Refusal to take antiretrovirals
His ongoing battle is to get the government to offer anti-retrovirals to the thousands of Aids sufferers who need them. Despite losing a lot of weight recently and suffering from constant diarrhoea, Achmat refuses to take the medication himself – in solidarity with the so many others who are denied it because they cannot afford to pay for it.
The South African government has increased its HIV/Aids-combatting budget ten-fold from R342-million in 2001/02 to R3.6-billion in 2005/6, but is still unable to offer all Aids sufferers access to antiretrovirals. This would cost government R7-billion a year.

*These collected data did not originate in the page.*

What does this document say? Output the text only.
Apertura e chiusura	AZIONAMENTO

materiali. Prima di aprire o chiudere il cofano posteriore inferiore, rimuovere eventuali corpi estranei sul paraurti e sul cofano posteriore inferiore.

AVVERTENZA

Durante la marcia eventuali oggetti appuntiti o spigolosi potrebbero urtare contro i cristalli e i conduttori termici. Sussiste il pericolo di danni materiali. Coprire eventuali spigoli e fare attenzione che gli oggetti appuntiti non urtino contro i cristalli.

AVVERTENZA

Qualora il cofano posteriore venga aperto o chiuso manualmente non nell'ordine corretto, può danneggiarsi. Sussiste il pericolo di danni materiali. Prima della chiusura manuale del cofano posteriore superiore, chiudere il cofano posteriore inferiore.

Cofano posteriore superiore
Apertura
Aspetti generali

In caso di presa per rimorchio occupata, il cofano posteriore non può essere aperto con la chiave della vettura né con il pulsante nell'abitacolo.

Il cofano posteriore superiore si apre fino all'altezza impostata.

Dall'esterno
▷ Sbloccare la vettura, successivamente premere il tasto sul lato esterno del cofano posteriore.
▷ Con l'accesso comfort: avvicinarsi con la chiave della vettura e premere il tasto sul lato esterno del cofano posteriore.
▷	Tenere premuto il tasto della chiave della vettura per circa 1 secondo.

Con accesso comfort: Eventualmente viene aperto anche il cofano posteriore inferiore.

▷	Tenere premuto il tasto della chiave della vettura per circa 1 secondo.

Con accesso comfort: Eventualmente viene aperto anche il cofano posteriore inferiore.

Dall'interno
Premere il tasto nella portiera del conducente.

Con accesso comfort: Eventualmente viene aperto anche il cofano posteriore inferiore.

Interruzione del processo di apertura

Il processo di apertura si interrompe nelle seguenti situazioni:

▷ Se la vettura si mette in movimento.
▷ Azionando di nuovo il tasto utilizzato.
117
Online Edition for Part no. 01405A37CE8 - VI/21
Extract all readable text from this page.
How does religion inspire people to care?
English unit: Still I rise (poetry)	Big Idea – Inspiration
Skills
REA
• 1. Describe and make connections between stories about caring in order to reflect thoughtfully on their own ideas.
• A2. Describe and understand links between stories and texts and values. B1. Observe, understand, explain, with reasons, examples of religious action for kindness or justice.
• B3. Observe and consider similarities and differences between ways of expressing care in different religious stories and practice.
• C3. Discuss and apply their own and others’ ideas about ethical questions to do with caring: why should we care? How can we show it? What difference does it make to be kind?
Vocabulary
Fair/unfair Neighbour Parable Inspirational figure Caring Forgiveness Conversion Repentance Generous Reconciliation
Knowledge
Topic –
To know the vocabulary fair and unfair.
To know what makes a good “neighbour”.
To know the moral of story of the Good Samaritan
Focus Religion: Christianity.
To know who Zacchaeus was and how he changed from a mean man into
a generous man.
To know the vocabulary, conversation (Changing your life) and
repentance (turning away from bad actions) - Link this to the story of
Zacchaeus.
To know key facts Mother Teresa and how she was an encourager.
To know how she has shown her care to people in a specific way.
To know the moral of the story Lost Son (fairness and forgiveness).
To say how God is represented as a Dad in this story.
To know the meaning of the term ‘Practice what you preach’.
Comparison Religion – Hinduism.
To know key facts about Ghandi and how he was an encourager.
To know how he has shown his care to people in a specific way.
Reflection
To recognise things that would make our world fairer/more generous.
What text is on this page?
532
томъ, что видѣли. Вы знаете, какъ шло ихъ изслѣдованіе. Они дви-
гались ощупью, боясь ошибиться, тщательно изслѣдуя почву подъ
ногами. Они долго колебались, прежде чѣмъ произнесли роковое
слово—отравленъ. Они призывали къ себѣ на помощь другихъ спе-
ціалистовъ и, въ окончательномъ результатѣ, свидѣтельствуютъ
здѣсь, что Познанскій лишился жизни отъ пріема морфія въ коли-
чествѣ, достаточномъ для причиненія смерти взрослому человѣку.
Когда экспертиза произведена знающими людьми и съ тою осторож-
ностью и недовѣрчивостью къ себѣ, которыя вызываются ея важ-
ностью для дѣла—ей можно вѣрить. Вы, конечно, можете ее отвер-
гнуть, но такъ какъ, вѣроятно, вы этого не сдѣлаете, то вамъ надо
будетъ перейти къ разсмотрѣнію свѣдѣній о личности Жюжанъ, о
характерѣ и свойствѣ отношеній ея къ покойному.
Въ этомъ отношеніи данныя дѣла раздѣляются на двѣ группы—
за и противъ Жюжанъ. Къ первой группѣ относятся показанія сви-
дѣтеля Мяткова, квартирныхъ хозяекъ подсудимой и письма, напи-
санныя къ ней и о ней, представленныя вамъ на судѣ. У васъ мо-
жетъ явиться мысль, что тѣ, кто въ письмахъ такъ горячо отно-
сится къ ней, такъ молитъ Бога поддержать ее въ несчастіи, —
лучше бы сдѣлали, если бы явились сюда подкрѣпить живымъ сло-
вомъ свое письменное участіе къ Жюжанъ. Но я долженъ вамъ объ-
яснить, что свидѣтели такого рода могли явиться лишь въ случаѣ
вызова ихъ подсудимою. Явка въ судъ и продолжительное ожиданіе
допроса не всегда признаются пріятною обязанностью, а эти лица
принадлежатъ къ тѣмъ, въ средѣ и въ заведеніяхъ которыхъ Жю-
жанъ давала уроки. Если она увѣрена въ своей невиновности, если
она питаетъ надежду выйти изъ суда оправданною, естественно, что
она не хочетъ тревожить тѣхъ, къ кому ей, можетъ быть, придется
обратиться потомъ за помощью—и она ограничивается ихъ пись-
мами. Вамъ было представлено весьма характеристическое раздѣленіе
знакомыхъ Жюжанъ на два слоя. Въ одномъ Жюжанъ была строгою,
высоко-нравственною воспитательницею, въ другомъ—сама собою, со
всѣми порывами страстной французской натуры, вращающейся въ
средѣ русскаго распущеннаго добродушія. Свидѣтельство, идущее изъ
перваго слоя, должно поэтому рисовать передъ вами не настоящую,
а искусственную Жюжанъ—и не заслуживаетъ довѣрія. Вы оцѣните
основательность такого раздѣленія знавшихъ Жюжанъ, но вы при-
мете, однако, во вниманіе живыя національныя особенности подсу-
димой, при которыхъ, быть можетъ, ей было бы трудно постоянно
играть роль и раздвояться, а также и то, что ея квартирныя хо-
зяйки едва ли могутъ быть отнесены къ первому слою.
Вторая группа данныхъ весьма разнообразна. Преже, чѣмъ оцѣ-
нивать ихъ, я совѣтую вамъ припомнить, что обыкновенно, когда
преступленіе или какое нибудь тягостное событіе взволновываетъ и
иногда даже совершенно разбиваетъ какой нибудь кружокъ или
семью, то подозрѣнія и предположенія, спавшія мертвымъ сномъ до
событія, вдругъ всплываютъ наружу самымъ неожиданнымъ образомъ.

Pregnant HIV-positive mothers around the country now receive Nevirapine to stop mother-to-child transmission, where adequate counselling and testing facilities exist. Antiretrovirals are also being offered to those who have been raped.
The government is also providing treatment for opportunistic infections associated with Aids such as TB, pneumonia and oral thrush, but the provision of antiretrovirals for all Aids sufferers continues to pose a major challenge. A government task team trying to find ways of lowering the drug prices is set to announce its findings soon.
In the meantime, Achmat won’t give up his struggle until he sees poor people who are Aids sufferers get the life-saving treatment he believes they have a right to. Not even former President Nelson Mandela, who has visited him to plead with him to take the drugs, can change his mind.
Achmat has received several other accolades, including:
- In April 2001 he was named TIME magazine’s “Person of the Week”.
- In October 2001 he won the Desmond Tutu Leadership Award.
- The Treatment Action Campaign won an MTV Free Your Mind Award in Germany in November 2001.
Others listed in TIME’s “Heroes 2003” include U-2’s Bono, soccer star David Beckham and Harry Potter author J K Rowling.